За ответ на этот вопрос любой из парламентариев отдал бы все состояние. Однажды они уже продлили сроки переговоров. Англии был нужен мир; народу хотелось покончить с хаосом и смутой, порожденной расколом в правительстве, насильственными размещениями солдат на постой и отсутствием единообразия в религии.
Да, многим из англичан не требовалось ничего иного. Многим… однако не всем.

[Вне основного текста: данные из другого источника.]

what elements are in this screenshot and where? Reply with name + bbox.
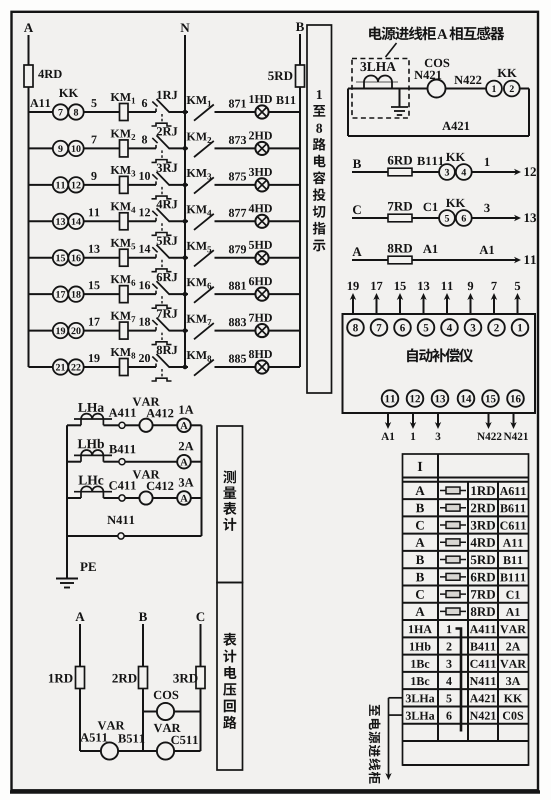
wire to B11 bus	[269, 366, 300, 368]
wire to B11 bus	[269, 330, 300, 332]
pin 15 of compensator	[482, 390, 499, 407]
wire/arrow to node N421	[513, 413, 515, 425]
wire to N bus	[170, 330, 189, 332]
node 871	[229, 100, 234, 108]
switch KK label	[446, 153, 455, 161]
wire loop right/bottom (net A421)	[520, 88, 529, 90]
wire to B11 bus	[269, 111, 300, 113]
node 877	[229, 209, 234, 217]
switch KK label	[446, 199, 455, 207]
thermal relay contact 6RJ	[155, 291, 157, 295]
wire right common	[201, 425, 203, 536]
wire	[128, 147, 156, 149]
node 1	[485, 158, 490, 166]
thermal relay contact 7RJ	[155, 327, 157, 331]
ammeter 1A	[177, 419, 191, 433]
fuse 2RD	[139, 667, 148, 689]
switch KK contact 8	[68, 104, 83, 119]
thermal relay heater 1RJ	[161, 114, 163, 122]
wire B bus vertical (B11)	[299, 34, 301, 367]
wire to B11 bus	[269, 147, 300, 149]
switch KK contact 11	[53, 177, 68, 192]
wire	[215, 257, 256, 259]
switch KK contact 18	[68, 286, 83, 301]
wire phase A	[79, 624, 81, 751]
contactor contact KM1	[194, 105, 214, 121]
wire/arrow to node 13	[423, 296, 425, 314]
wire to N bus	[170, 220, 189, 222]
pin 3 of compensator	[465, 319, 482, 336]
node 875	[229, 172, 234, 180]
switch KK contact 1	[486, 81, 502, 97]
junction on N bus	[183, 255, 188, 260]
terminal row: 1Bc pin 3 net C411 meter VAR	[411, 660, 415, 668]
wire	[191, 424, 202, 426]
pin 7 of compensator	[371, 319, 388, 336]
wire phase B	[142, 624, 144, 751]
wire	[128, 257, 156, 259]
node A412	[146, 409, 155, 417]
wire N411 row	[67, 535, 202, 537]
wire to B11 bus	[269, 257, 300, 259]
node 873	[229, 136, 234, 144]
wire	[153, 424, 178, 426]
junction on N bus	[183, 219, 188, 224]
terminal row: phase C fuse 7RD net C1	[416, 590, 424, 599]
pin 4 of compensator	[441, 319, 458, 336]
wire/arrow to node 11	[446, 296, 448, 314]
current transformer LHc	[67, 497, 81, 499]
terminal row: phase A fuse 4RD net A11	[415, 538, 424, 547]
node 12	[139, 208, 143, 216]
wire to N bus	[170, 293, 189, 295]
pin 16 of compensator	[507, 390, 524, 407]
wire VAR branch	[80, 750, 201, 752]
thermal relay heater 3RJ	[161, 187, 163, 195]
thermal relay contact 3RJ	[155, 181, 157, 185]
arrow to compensator	[514, 169, 521, 175]
node B111	[417, 157, 425, 165]
contactor coil KM5	[120, 249, 129, 266]
wire to B11 bus	[269, 220, 300, 222]
switch KK contact 5	[439, 210, 455, 226]
node 11	[89, 208, 93, 216]
wire left common (to PE)	[66, 425, 68, 578]
terminal row: phase A fuse 8RD net A1	[415, 607, 424, 616]
switch KK contact 14	[68, 214, 83, 229]
ammeter 3A	[177, 491, 191, 505]
wire to B11 bus	[269, 293, 300, 295]
arrow to compensator	[514, 257, 521, 263]
wire	[352, 217, 516, 219]
switch KK contact 10	[68, 141, 83, 156]
contactor contact KM7	[194, 323, 214, 339]
branch row 5: wire from A bus	[29, 257, 53, 259]
node A (phase A bus)	[24, 23, 33, 32]
wire	[103, 424, 119, 426]
contactor contact KM8	[194, 360, 214, 376]
indicator lamp 7HD	[255, 324, 268, 337]
node 16	[139, 281, 143, 289]
terminal group I	[418, 462, 423, 471]
node 14	[139, 245, 143, 253]
wire	[125, 497, 139, 499]
current transformer 3LHA secondary winding	[364, 76, 392, 89]
contactor contact KM6	[194, 287, 214, 303]
thermal relay contact 4RJ	[155, 218, 157, 222]
thermal relay heater 5RJ	[161, 260, 163, 268]
indicator lamp 3HD	[255, 178, 268, 191]
fuse 8RD	[388, 256, 412, 264]
terminal row: 1HA pin 1 net A411 meter VAR	[409, 625, 413, 633]
pin 5 of compensator	[418, 319, 435, 336]
switch KK contact 17	[53, 286, 68, 301]
wire/arrow to node 15	[399, 296, 401, 314]
terminal row: phase A fuse 1RD net A611	[415, 486, 424, 495]
indicator lamp 6HD	[255, 288, 268, 301]
current transformer 3LHA dashed enclosure	[352, 59, 409, 119]
wire	[84, 257, 119, 259]
wire down to incoming cabinet	[388, 698, 390, 776]
switch KK contact 21	[53, 359, 68, 374]
fuse 7RD	[388, 214, 412, 222]
wire	[446, 88, 487, 90]
meter COS (power factor)	[157, 703, 174, 720]
node 3	[484, 204, 489, 212]
indicator lamp 2HD	[255, 142, 268, 155]
wire	[128, 293, 156, 295]
wire	[84, 111, 119, 113]
wire	[215, 220, 256, 222]
node 13	[89, 245, 93, 253]
current transformer 3LHA primary bar	[356, 81, 398, 83]
wire	[84, 147, 119, 149]
node C412	[147, 482, 154, 490]
wire to N bus	[170, 184, 189, 186]
wire	[103, 461, 119, 463]
contactor contact KM4	[194, 214, 214, 230]
wire COS branch	[143, 711, 201, 713]
node 881	[229, 282, 234, 290]
wire/arrow to node A1	[387, 413, 389, 425]
wire	[352, 259, 516, 261]
wire	[84, 220, 119, 222]
switch KK label	[497, 69, 506, 77]
arrow to compensator	[514, 215, 521, 221]
switch KK contact 12	[68, 177, 83, 192]
wire	[128, 330, 156, 332]
wire to incoming cabinet (row 6)	[389, 714, 403, 716]
indicator lamp 1HD	[255, 105, 268, 118]
wire to incoming cabinet (row 5)	[389, 697, 403, 699]
wire/arrow to node N422	[488, 413, 490, 425]
measurement meters legend box	[217, 426, 243, 583]
junction on N bus	[183, 183, 188, 188]
thermal relay contact 8RJ	[155, 364, 157, 368]
indicator lamp 4HD	[255, 215, 268, 228]
contactor contact KM2	[194, 141, 214, 157]
cable wire inside table	[456, 629, 462, 732]
switch KK contact 9	[53, 141, 68, 156]
node B11	[276, 96, 283, 104]
pin 1 of compensator	[512, 319, 529, 336]
node 19	[89, 354, 93, 362]
contactor coil KM7	[120, 322, 129, 339]
indicator lamp 5HD	[255, 251, 268, 264]
thermal relay heater 8RJ	[161, 369, 163, 377]
wire	[84, 293, 119, 295]
terminal row: phase B fuse 6RD net B111	[416, 573, 424, 582]
wire/arrow to node 3	[437, 413, 439, 425]
node B511	[118, 734, 126, 742]
meter VAR (B-C)	[157, 742, 174, 759]
pin 11 of compensator	[382, 390, 399, 407]
terminal row: phase B fuse 2RD net B611	[416, 504, 424, 513]
switch KK label	[59, 89, 68, 97]
meter VAR	[139, 491, 152, 504]
auto compensation controller U1 (自动补偿仪) box	[343, 314, 536, 413]
wire	[352, 171, 516, 173]
switch KK contact 2	[504, 81, 520, 97]
contactor coil KM1	[120, 104, 129, 121]
wire to B11 bus	[269, 184, 300, 186]
branch row 7: wire from A bus	[29, 330, 53, 332]
node 18	[139, 318, 143, 326]
switch KK contact 7	[53, 104, 68, 119]
wire	[153, 497, 178, 499]
wire	[215, 366, 256, 368]
pin 13	[525, 213, 530, 222]
node C1	[423, 203, 430, 211]
junction on N bus	[183, 292, 188, 297]
node A421	[442, 122, 451, 130]
wire	[215, 293, 256, 295]
switch KK contact 3	[439, 164, 455, 180]
terminal A411	[119, 422, 125, 428]
wire to N bus	[170, 257, 189, 259]
pin 6 of compensator	[394, 319, 411, 336]
terminal row: phase B fuse 5RD net B11	[416, 556, 424, 565]
wire N bus vertical	[184, 35, 186, 367]
switch KK contact 4	[456, 164, 472, 180]
wire	[215, 330, 256, 332]
node 17	[89, 318, 93, 326]
junction on N bus	[183, 146, 188, 151]
pin 14 of compensator	[458, 390, 475, 407]
switch KK contact 19	[53, 323, 68, 338]
label: to incoming supply cabinet	[369, 705, 381, 784]
wire	[191, 497, 202, 499]
wire	[84, 184, 119, 186]
node A (feeder)	[352, 247, 361, 256]
node N422	[454, 76, 463, 84]
wire/arrow to node 7	[493, 296, 495, 314]
terminal B411	[119, 459, 125, 465]
wire	[128, 184, 156, 186]
switch KK contact 22	[68, 359, 83, 374]
wire to N bus	[170, 111, 189, 113]
node N421	[414, 71, 423, 79]
node B (feeder)	[353, 159, 361, 168]
capacitor switching indicator legend box	[307, 25, 332, 393]
contactor coil KM6	[120, 286, 129, 303]
node A511	[80, 733, 89, 741]
node B (phase B bus)	[296, 22, 304, 31]
pin 2 of compensator	[488, 319, 505, 336]
wire	[215, 147, 256, 149]
ground PE	[56, 578, 78, 580]
node 15	[89, 281, 93, 289]
terminal N411	[118, 533, 124, 539]
terminal row: 3LHa pin 5 net A421 meter KK	[406, 694, 411, 702]
branch row 1: wire from A bus	[29, 111, 53, 113]
node C511	[171, 736, 178, 744]
fuse 3RD	[196, 667, 205, 689]
leader line	[386, 43, 397, 57]
current transformer LHb	[67, 461, 81, 463]
node C (feeder)	[353, 205, 361, 214]
meter VAR	[139, 419, 152, 432]
wire/arrow to node 19	[352, 296, 354, 314]
label: incoming supply cabinet phase-A CT (title)	[369, 27, 382, 40]
wire	[125, 424, 139, 426]
node 879	[229, 245, 234, 253]
branch row 8: wire from A bus	[29, 366, 53, 368]
wire phase C	[200, 624, 202, 751]
wire	[103, 497, 119, 499]
fuse 1RD	[76, 667, 85, 689]
wire	[84, 330, 119, 332]
pin 12 of compensator	[407, 390, 424, 407]
thermal relay heater 2RJ	[161, 150, 163, 158]
node 885	[229, 355, 234, 363]
thermal relay contact 2RJ	[155, 145, 157, 149]
node A (voltage circuit)	[75, 612, 84, 621]
meter VAR (A-B)	[101, 742, 118, 759]
wire to N bus	[170, 147, 189, 149]
node A1	[423, 245, 432, 253]
branch row 2: wire from A bus	[29, 147, 53, 149]
pin 8 of compensator	[347, 319, 364, 336]
fuse 4RD	[24, 65, 33, 87]
node 10	[139, 172, 143, 180]
terminal row: 1Hb pin 2 net B411 meter 2A	[410, 643, 414, 651]
wire	[125, 461, 177, 463]
branch row 4: wire from A bus	[29, 220, 53, 222]
node 883	[229, 318, 234, 326]
terminal row: phase C fuse 3RD net C611	[416, 521, 424, 530]
node 8	[142, 135, 147, 143]
wire/arrow to node 17	[376, 296, 378, 314]
switch KK contact 16	[68, 250, 83, 265]
junction on N bus	[183, 365, 188, 370]
wire	[215, 111, 256, 113]
terminal C411	[119, 495, 125, 501]
branch row 3: wire from A bus	[29, 184, 53, 186]
fuse 5RD	[296, 65, 305, 87]
node A11	[30, 99, 38, 107]
thermal relay heater 7RJ	[161, 333, 163, 341]
contactor contact KM3	[194, 177, 214, 193]
wire/arrow to node 9	[470, 296, 472, 314]
wire secondary loop	[348, 88, 428, 90]
pin 12	[525, 167, 530, 176]
contactor coil KM4	[120, 213, 129, 230]
node 20	[139, 354, 144, 362]
thermal relay contact 1RJ	[155, 109, 157, 113]
node N (neutral bus)	[181, 23, 190, 32]
node 7	[92, 136, 97, 144]
thermal relay heater 4RJ	[161, 223, 163, 231]
branch row 6: wire from A bus	[29, 293, 53, 295]
junction on N bus	[183, 110, 188, 115]
switch KK contact 6	[456, 210, 472, 226]
terminal row: 1Bc pin 4 net N411 meter 3A	[411, 677, 415, 685]
node A1	[479, 246, 488, 254]
wire	[84, 366, 119, 368]
contactor coil KM3	[120, 176, 129, 193]
contactor coil KM2	[120, 140, 129, 157]
switch KK contact 15	[53, 250, 68, 265]
node 6	[142, 99, 147, 107]
node B (voltage circuit)	[139, 612, 147, 621]
pin 13 of compensator	[432, 390, 449, 407]
thermal relay contact 5RJ	[155, 254, 157, 258]
fuse 6RD	[388, 168, 412, 176]
wire to N bus	[170, 366, 189, 368]
wire	[128, 366, 156, 368]
terminal block table	[403, 454, 529, 765]
node 9	[91, 172, 96, 180]
node C (voltage circuit)	[196, 612, 204, 621]
switch KK contact 13	[53, 214, 68, 229]
switch KK contact 20	[68, 323, 83, 338]
terminal row: 3LHa pin 6 net N421 meter C0S	[406, 712, 411, 720]
meter voltage circuit legend box	[217, 583, 243, 771]
current transformer LHa	[67, 424, 81, 426]
wire	[215, 184, 256, 186]
thermal relay heater 6RJ	[161, 296, 163, 304]
wire/arrow to node 1	[412, 413, 414, 425]
pin 11	[525, 255, 530, 264]
ground (3LHA secondary earth)	[399, 89, 401, 107]
node PE	[80, 562, 87, 571]
wire	[128, 220, 156, 222]
wire	[191, 461, 202, 463]
ammeter 2A	[177, 455, 191, 469]
junction on N bus	[183, 328, 188, 333]
node 5	[91, 99, 96, 107]
indicator lamp 8HD	[255, 360, 268, 373]
contactor contact KM5	[194, 250, 214, 266]
meter COS (power factor)	[428, 80, 446, 98]
wire A bus vertical	[28, 35, 30, 367]
wire	[128, 111, 156, 113]
wire/arrow to node 5	[517, 296, 519, 314]
contactor coil KM8	[120, 359, 129, 376]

– Мы балансируем на краю пропасти, – отвечал Энтони так, чтоб никто, кроме Бена, его не услышал. – Король добивается возврата всего, что имел, и не идет ни на какие уступки, кроме тех, от коих сможет уклониться, как только вернет себе власть. Те, кто стоит за мир, ослеплены надеждой, будто повязкой на глазах, и упорно твердят самим себе, что ему можно доверять. Но в ином случае нам остается только Армия, левеллеры и индепенденты[35]35
Индепенденты [буквально – независимые (англ.)] – одно из направлений протестантизма, стремившееся к отделению от разложившейся англиканской церкви и созданию союза независимых общин верующих.
[Закрыть]. Это понимаем и мы, и наши уполномоченные на переговорах, и Карл – потому-то он и сидит в заточении на острове Уайт и ждет.
Бен вновь повернулся к нему, сжав пальцы опущенных рук… не то, чтобы в кулаки, но все же.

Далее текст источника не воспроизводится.